Il prit un financier. Ils étaient encore légèrement tièdes. Il le huma, mordit dedans.
- Hum ! Tu es douée pour tout !
Lisa sourit à son tour.
- Vous étiez très pédagogue, et passionnant.
- Je te remercie.
- Vous êtes un exemple, pour moi. Voulez-vous voir mes trouvailles ?
- Tes trouvailles ?
- Tout ce que vous nous avez appris sur les thermes romains… ou les dieux gréco-latins. Je les reconnais. Un des petits miroirs que j’ai retrouvés est en possession de personnes bien placées, mais j’ai gardé autant que possible ce que je trouvais. Cela vous intéresse-t-il ?
Jean-Baptiste regarda son ancienne élève, fasciné.
- Oui !
Et il avala sa bouchée de financier.
- Même le chat a un nom de dieu !
- Et ma fille s’appelle Gaïa. Si le bébé que j’attends est une fille aussi, je veux l’appeler Hélène.
- Quelle belle idée ! Mais je t’en prie, montre-moi !
- Alors venez.
Les trouvailles en question étaient, pour les mieux conservées, à la vue dans une petite vitrine, et Lisa fit le commentaire, mais on voyait bien ce que c’était : pièces de monnaie, tessons de poteries et objets de toilette principalement. Tandis que Jean-Baptiste les détaillait, fasciné, Lisa sortit une grande boîte située dans le bas du meuble, et l’ouvrit. Elle en extrait, avec précaution, des fibules et des bijoux antiques. L’un d’eux était orné d’un rubis, et Jean-Baptiste s’en émerveilla.
- Oui, c’est très précieux, confirma la jeune femme. Il était plus prudent de ranger là cette boucle d’oreille.
- Tu n’as pas les deux ?
- Non.
- C’est splendide.
- Le métal est patiné…
- Ça ne fait rien. J’ai l’impression de faire un bond dans le temps, chez les Alekos. C’est tout de même rare que je voie de si petits objets antiques de si près. En plus, tu expliques très bien. Pourquoi enseignes-tu le français, plutôt que le latin ou le grec ?
- Pour être sûre de trouver du travail. Mais j’y ai pensé…
Jean-Baptiste se rembrunit, à ces mots, et soupira.

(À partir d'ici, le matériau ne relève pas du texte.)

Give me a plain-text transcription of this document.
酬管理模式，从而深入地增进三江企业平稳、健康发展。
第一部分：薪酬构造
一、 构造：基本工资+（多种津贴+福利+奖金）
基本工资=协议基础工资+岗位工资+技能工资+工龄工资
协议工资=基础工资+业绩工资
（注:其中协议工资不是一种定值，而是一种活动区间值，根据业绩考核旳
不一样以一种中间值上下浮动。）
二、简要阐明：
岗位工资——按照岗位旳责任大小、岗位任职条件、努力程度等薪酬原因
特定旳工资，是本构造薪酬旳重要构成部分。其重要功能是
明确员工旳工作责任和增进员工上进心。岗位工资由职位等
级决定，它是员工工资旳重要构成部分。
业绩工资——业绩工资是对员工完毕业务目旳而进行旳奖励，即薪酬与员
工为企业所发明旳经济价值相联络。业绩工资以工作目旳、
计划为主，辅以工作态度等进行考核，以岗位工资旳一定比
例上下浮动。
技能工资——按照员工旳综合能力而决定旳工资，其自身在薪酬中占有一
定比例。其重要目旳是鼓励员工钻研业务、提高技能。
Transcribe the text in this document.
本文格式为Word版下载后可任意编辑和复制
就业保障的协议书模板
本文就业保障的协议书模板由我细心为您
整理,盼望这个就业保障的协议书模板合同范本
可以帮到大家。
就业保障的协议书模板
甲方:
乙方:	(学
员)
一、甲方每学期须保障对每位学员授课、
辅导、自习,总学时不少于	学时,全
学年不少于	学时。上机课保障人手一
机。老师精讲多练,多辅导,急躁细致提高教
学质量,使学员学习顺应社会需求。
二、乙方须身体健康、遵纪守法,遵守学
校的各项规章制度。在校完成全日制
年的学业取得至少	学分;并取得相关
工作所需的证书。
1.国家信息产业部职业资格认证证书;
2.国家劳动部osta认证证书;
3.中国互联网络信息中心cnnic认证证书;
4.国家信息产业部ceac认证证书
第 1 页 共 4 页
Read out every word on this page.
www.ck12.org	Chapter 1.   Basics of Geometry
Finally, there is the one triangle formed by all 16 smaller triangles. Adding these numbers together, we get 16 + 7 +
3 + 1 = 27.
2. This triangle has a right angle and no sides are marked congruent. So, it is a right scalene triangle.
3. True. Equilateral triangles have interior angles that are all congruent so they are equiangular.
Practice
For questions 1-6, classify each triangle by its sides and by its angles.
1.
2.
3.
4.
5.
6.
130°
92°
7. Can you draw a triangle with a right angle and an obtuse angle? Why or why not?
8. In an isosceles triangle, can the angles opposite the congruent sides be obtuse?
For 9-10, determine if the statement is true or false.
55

- C’est rageant, fit-il. Moi-même, j’ai dû partir à Marseille pour pouvoir enseigner les Humanités.
- Quand j’en parle à mes élèves, ils me demandent ce que sont les Humanités…
- Tout se perd.
- Encore un financier ?
- Oui. Il me faudra bien ça…
Ils se rassirent donc.
- J’espère que je n’ai pas travaillé pour rien. Les collégiens ne savent même pas ce que c’est que les Humanités ! Comment les intéresser ?!
- En histoire, répondit Lisa. Cette année, j’ai des 6°, et je me suis entendue avec la prof d’histoire-géo, pour parler des Grecs et des Romains. Maintenant, on fait dans la transversalité…Ça fait longtemps, que vous travaillez à Marseille ?
- Euh… ça fait six ans.
- Je fais ce métier depuis à peu près le même laps de temps. Vous y avez échappé ?
- Oui. Et avant ça, je n’étais que dans les lycées.
- Au collège, on peut faire des choses. En 5°, dans ma matière, j’en parle, pour essayer de motiver les élèves à faire du latin l’année suivante. Je les emmène au musée de la Romanité, aussi. Vous savez rendre l’Antiquité vivante, je veux faire comme vous. Comprenez-vous ce que je vous dois ?
- Oh, Lisa !
Et Jean-Baptiste retrouva le sourire, malgré son amertume.
- Vous comprenez, en tant que prof de français, je peux prouver l’utilité de connaître le latin et le grec. Maintenant, je fais des découvertes sur la vie quotidienne à Nîmes à l’époque gallo-romaine, et je me sens à ma place. C’est grâce à vous, alors, un grand merci !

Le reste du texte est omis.